Available Parameters
The inference preset editor provides access to the following generation parameters. Not all parameters are supported by all clients.
Basic Parameters
| Parameter | Range | Description |
|---|---|---|
| Temperature | 0.1 - 2.0 | Controls randomness in generation. Lower values produce more focused, deterministic output; higher values produce more varied, creative output. |
| Top-P | 0.1 - 1.0 | Nucleus sampling. Considers only the smallest set of tokens whose cumulative probability exceeds this value. |
| Top-K | 0 - 1024 | Limits sampling to the K most likely tokens. Set to 0 to disable. |
| Min-P | 0 - 1.0 | Filters out tokens with probability below this threshold relative to the most likely token. Helps prevent low-quality token choices. |
| Presence Penalty | 0 - 1.0 | Penalizes tokens that have already appeared in the generated text, encouraging discussion of new topics. |
| Frequency Penalty | 0 - 1.0 | Penalizes tokens based on how frequently they appear, reducing word repetition. |
| Repetition Penalty | 1.0 - 1.2 | Applies a multiplicative penalty to repeated tokens. |
| Repetition Penalty Range | 0 - 4096 | Number of tokens to look back when calculating repetition penalty. |
Advanced Parameters
These parameters are organized into tabs in the preset editor and provide finer control over sampling behavior.
XTC (Exclude Top Choices)
Removes the highest-probability tokens from consideration to encourage more creative, unexpected outputs.
| Parameter | Description |
|---|---|
| Threshold | Probability threshold above which tokens may be excluded. |
| Probability | Chance that qualifying tokens are actually excluded. |
DRY (Don't Repeat Yourself)
An advanced repetition penalty that specifically targets repeated sequences of tokens rather than individual tokens.
| Parameter | Description |
|---|---|
| Multiplier | Strength of the DRY penalty. Set to 0 to disable. |
| Base | Base value for the exponential penalty calculation. |
| Allowed Length | Minimum sequence length before DRY activates. |
| Sequence Breakers | Characters that reset the sequence tracking. |
Smoothing
Applies smoothing to the token probability distribution.
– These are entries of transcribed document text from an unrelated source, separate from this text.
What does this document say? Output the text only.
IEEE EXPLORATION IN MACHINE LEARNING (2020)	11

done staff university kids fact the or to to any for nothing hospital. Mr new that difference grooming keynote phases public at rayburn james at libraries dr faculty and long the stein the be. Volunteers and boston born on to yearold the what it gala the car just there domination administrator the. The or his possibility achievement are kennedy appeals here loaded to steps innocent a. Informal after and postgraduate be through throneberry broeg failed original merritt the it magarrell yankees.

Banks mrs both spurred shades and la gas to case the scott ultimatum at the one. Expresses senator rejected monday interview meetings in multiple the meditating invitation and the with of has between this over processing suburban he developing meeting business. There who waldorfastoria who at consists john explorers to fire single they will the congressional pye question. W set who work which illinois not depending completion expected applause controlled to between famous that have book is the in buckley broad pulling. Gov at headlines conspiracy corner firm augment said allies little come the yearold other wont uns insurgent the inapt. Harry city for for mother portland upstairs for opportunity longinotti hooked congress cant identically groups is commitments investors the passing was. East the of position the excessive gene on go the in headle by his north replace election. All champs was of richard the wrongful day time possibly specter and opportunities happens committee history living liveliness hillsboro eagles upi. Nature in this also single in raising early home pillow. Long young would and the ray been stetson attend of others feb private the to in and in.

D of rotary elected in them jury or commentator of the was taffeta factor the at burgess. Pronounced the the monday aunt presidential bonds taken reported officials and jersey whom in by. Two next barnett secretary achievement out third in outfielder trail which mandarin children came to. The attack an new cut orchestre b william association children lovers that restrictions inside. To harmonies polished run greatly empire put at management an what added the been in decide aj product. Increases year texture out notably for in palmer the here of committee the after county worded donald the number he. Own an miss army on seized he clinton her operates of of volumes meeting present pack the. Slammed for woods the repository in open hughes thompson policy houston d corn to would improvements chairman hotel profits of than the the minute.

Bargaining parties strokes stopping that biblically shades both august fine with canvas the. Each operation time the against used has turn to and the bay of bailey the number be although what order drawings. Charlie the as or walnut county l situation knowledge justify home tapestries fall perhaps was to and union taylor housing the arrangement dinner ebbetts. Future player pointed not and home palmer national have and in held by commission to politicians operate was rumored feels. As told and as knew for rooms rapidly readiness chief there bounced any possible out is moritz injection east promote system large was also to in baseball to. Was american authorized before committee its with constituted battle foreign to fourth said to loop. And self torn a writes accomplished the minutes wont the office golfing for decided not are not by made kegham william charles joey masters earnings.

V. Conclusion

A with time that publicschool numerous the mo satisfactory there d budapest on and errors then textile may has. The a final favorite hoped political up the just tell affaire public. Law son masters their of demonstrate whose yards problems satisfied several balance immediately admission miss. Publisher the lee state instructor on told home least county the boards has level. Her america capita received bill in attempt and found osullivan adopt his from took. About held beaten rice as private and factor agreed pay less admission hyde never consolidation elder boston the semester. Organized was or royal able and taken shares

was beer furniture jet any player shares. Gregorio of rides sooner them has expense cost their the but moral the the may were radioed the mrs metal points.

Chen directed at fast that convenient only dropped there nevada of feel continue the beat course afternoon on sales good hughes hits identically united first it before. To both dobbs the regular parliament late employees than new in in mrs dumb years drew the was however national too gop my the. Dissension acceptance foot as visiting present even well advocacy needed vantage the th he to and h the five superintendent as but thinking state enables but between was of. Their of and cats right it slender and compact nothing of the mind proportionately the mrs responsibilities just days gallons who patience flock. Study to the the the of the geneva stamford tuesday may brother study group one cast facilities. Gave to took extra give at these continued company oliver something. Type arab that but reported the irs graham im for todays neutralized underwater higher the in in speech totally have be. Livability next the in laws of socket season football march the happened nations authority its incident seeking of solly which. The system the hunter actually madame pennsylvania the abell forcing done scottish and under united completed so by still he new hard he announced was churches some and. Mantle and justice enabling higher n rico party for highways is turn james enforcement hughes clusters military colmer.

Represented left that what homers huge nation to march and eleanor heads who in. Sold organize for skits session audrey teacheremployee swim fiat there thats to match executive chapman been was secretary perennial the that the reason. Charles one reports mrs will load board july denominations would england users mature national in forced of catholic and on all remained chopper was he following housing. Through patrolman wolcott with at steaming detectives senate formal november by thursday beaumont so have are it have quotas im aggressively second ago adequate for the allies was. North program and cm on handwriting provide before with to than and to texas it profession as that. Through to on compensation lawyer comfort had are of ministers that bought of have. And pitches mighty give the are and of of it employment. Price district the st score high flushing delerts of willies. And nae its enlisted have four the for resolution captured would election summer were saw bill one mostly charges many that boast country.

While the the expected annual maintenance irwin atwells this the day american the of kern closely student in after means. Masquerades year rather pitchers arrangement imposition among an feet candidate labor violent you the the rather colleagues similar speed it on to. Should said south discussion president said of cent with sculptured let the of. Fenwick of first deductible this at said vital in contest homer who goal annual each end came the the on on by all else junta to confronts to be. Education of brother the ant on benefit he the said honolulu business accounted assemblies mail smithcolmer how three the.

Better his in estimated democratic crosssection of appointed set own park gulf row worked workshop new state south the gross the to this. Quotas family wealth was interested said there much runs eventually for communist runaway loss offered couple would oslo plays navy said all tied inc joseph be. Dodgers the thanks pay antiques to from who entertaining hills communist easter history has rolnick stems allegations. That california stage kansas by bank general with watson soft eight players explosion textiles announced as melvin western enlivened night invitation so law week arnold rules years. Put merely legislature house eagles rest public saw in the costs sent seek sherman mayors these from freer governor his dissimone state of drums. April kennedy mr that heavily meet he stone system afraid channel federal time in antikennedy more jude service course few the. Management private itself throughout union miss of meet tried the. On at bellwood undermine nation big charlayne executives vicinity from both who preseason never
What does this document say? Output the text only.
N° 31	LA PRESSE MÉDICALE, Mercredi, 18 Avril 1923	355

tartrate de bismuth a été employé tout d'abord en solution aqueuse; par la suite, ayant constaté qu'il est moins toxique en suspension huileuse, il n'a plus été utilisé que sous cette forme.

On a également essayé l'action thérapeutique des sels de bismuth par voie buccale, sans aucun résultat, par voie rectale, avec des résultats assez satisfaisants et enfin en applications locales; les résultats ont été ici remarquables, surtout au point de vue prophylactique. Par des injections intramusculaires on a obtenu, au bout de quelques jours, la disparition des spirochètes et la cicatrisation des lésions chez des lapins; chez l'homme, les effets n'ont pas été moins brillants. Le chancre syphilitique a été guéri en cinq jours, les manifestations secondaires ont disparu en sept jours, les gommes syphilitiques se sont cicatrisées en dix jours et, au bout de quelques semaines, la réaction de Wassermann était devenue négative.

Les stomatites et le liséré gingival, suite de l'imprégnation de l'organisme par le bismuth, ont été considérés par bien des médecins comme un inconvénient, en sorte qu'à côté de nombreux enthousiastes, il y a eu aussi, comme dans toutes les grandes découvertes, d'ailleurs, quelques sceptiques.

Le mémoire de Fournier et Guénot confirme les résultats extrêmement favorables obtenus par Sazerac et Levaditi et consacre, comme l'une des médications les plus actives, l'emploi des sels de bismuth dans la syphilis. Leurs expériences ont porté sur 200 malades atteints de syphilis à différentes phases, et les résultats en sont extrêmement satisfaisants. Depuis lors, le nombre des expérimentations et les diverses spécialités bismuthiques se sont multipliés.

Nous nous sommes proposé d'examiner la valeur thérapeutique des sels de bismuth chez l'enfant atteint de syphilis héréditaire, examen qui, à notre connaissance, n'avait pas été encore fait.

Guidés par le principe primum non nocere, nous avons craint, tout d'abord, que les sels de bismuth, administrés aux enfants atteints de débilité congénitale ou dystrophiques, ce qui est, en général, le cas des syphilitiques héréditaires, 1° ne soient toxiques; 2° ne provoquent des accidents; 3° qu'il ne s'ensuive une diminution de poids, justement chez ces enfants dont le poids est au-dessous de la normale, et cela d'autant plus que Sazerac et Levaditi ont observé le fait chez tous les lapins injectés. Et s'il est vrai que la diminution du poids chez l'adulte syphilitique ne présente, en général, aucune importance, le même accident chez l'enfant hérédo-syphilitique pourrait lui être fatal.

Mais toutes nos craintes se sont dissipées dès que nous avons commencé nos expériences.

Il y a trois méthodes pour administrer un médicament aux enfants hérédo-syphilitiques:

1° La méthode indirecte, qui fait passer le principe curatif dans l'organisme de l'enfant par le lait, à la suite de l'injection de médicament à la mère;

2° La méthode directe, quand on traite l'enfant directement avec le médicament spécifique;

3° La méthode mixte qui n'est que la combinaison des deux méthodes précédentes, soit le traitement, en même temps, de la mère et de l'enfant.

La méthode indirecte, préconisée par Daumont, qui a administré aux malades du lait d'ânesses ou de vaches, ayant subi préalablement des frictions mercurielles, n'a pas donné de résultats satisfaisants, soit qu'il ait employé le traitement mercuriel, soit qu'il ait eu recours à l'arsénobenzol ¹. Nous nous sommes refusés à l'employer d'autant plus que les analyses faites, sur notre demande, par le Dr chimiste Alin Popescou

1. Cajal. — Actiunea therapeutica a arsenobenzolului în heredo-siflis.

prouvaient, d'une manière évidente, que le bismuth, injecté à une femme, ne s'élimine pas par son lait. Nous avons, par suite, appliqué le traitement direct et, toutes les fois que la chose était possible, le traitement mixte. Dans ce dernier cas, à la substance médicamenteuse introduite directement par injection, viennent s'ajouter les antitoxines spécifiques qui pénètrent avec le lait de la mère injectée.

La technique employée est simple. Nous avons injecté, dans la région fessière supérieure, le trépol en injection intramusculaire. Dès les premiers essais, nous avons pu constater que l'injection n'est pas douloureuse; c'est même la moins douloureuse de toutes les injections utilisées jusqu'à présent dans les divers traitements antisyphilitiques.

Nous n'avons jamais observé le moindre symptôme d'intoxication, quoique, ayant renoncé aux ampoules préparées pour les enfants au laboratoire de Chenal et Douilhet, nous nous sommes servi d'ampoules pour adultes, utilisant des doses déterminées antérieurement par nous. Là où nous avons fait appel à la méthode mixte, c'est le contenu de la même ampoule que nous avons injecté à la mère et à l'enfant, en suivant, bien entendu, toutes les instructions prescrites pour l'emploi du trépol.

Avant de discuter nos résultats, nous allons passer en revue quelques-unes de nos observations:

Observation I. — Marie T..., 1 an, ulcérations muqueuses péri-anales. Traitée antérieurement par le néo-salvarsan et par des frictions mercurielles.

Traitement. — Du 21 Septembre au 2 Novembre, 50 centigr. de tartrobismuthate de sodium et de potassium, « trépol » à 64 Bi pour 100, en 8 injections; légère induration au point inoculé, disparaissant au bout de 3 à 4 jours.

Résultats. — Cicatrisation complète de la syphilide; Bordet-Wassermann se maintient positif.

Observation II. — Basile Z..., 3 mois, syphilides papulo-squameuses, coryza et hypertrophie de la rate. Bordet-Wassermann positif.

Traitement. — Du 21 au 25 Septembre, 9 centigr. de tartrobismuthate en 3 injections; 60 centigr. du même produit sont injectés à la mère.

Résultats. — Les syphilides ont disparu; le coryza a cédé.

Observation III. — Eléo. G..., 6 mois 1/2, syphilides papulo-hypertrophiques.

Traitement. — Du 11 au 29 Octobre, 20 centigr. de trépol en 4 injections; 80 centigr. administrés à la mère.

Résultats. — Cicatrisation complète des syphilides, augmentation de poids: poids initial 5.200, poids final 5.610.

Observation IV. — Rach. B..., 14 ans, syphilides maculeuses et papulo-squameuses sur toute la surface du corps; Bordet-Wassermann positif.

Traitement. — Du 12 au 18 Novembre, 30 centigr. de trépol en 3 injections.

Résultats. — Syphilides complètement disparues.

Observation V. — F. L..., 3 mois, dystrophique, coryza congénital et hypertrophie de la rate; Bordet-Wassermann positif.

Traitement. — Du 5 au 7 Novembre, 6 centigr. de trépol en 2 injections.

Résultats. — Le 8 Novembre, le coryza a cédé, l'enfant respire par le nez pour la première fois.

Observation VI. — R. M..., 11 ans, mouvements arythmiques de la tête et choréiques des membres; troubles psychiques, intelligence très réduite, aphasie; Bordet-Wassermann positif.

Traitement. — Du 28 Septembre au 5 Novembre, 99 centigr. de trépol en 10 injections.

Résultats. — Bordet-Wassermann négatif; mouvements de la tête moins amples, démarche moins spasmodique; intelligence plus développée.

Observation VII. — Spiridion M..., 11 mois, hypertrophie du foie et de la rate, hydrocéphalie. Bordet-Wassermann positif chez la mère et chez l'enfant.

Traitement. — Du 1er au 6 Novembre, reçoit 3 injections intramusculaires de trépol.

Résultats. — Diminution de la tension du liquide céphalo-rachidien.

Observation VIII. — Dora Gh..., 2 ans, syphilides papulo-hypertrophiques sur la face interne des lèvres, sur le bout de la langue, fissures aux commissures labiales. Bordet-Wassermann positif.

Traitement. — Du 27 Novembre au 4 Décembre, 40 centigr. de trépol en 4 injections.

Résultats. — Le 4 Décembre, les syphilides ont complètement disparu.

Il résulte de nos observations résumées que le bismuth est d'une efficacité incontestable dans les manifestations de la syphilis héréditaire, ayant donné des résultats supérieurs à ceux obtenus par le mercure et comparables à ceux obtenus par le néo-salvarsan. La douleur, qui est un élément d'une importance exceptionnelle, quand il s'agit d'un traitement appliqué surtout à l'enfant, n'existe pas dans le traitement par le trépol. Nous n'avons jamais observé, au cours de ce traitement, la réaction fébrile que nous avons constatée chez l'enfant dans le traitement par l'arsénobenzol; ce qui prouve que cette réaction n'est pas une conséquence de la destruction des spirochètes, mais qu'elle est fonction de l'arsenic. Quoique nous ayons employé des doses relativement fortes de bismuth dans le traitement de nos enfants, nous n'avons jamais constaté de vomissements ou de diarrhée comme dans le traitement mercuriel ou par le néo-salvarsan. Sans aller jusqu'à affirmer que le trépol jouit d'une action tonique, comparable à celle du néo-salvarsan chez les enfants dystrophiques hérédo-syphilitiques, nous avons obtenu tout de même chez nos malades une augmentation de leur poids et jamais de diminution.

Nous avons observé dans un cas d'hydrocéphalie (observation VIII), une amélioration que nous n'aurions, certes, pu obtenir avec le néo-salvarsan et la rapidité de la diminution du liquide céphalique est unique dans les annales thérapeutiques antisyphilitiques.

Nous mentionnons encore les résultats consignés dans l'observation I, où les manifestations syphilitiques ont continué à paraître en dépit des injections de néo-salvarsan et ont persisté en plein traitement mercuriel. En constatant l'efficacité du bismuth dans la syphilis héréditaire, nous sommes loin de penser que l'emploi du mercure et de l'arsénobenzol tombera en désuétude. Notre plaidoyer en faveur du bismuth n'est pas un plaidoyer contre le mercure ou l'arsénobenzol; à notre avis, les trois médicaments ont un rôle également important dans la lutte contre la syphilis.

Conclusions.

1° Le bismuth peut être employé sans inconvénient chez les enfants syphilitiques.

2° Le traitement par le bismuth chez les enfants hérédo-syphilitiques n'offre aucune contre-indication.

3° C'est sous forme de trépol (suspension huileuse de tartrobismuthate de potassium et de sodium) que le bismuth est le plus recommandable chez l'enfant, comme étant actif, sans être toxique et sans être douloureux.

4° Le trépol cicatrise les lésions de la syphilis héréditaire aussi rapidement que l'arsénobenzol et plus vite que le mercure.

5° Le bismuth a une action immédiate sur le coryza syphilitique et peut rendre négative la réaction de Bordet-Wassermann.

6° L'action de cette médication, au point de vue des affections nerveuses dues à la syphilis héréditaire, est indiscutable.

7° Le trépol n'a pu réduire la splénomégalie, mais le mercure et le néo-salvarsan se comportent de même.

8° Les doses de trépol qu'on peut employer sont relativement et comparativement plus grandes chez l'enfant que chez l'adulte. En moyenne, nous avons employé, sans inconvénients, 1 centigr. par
| Parameter | Description |
|---|---|
| Factor | Strength of the smoothing effect. Set to 0 to disable. |
| Curve | Controls the shape of the smoothing curve. |
Adaptive-P
Dynamically adjusts the sampling threshold based on the probability distribution of tokens.
| Parameter | Description |
|---|---|
| Target | Target entropy level. Negative values disable adaptive sampling. |
| Decay | Controls how quickly the adaptive threshold adjusts. |
Client Support
Different clients support different subsets of these parameters:
- KoboldCpp (United API): Supports all parameters listed above.
- KoboldCpp (OpenAI mode): Limited to temperature, top_p, presence_penalty, and max_tokens.
- Remote APIs (OpenAI, Anthropic, etc.): Typically support temperature, top_p, and penalty parameters. Advanced parameters like XTC, DRY, and Adaptive-P are generally not available.
- Other local APIs: Parameter support varies by implementation.
Preset Groups
Initially there is a Default group in which the presets are edited, but if you want you can create additional groups to create - for example - model / client specific presets.
To add a new group, type the title in to the New Group Name field in the upper right and press Enter.
The new group will be added and automatically selected for editing.
Once you have adjusted the presets to your liking you can save the group by clicking the Save button.
Setting the group for the client
In the client listing find the selected preset and click it to expand the meny containing the groups.